Cyril Mcdonnell

Understanding and Assessing ?Brentano?s Thesis? in light of his Modification of the Scholastic Concept of Intentionality

It is principally through the writings of Franz Brentano and his student, Edmund Husserl, that the Scholastic terminology of ‘intentional act’ and ‘intentional object’ re-gained widespread recognition in philosophical circles from the later half of the nineteenth century and into the early decades of the twentieth century. It was of course Brentano who first re-introduced ‘what the Scholastic of the middle ages called the intentional or mental in-existence of an object’ in his Psychology from an Empirical Standpoint (1874) and he developed further his thoughts on both the ‘intentional object’ and the ‘intentional relation’ of consciousness to its objectivities in his lectures on Descriptive Psychology in the 1880s and 1890s, and thus is properly credited by Husserl, for example, as ‘the discover of the intentionality of consciousness’ and with this revaluation of the scholastic concept.
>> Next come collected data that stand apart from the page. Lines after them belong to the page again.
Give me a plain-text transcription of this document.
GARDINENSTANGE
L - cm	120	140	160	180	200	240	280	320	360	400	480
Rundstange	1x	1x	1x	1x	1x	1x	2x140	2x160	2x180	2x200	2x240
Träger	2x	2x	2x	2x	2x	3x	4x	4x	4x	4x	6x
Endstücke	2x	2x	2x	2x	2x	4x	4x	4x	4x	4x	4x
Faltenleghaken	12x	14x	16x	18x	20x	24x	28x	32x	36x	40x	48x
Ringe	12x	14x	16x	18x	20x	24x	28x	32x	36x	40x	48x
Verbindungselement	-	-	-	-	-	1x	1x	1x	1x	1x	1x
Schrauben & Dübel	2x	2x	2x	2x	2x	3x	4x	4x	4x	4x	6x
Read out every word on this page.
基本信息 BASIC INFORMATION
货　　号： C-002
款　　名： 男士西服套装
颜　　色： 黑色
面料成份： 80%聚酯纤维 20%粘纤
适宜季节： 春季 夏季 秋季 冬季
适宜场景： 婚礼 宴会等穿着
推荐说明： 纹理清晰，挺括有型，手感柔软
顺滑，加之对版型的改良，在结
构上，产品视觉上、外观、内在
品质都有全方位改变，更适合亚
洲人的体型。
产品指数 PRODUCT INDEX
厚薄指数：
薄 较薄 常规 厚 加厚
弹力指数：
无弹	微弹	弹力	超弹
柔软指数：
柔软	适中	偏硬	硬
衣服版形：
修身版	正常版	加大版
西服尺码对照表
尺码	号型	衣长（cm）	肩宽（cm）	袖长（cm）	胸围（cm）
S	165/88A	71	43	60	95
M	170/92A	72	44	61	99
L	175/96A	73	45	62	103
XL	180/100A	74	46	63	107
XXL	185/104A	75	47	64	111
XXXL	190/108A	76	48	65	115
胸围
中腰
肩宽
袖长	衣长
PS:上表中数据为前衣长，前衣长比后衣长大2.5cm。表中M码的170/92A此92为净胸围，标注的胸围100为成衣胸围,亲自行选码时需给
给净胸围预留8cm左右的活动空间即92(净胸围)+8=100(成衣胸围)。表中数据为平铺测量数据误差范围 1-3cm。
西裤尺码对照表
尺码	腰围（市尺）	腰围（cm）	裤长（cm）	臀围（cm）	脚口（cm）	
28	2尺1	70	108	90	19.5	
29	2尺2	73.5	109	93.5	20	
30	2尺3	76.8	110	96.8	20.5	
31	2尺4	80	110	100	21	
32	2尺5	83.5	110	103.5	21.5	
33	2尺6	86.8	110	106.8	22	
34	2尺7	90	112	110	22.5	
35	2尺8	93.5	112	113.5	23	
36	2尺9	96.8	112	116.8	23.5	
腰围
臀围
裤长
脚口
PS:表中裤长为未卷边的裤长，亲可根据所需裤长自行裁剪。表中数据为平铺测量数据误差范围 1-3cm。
Yet despite this recognition Brentano’s modification of the scholastic concept has not received much attention, or at least, as much attention as it should in any understanding or assessment of ‘Brentano’s thesis’. After all, before Husserl encountered Brentano’s doctrine on the intentionality of consciousness or before any later adherents or detractors of ‘Brentano’s thesis’ advanced their thoughts on this matter, the Scholastic concept has undergone major alterations in Brentano’s philosophy. Not only, then, did Brentano re-introduce but he significantly modified the original meaning of the Scholastic concept of intentionality in his endeavour to find a distinguishing feature of human consciousness and its objectivities in the elaboration of his novel idea of descriptive psychology.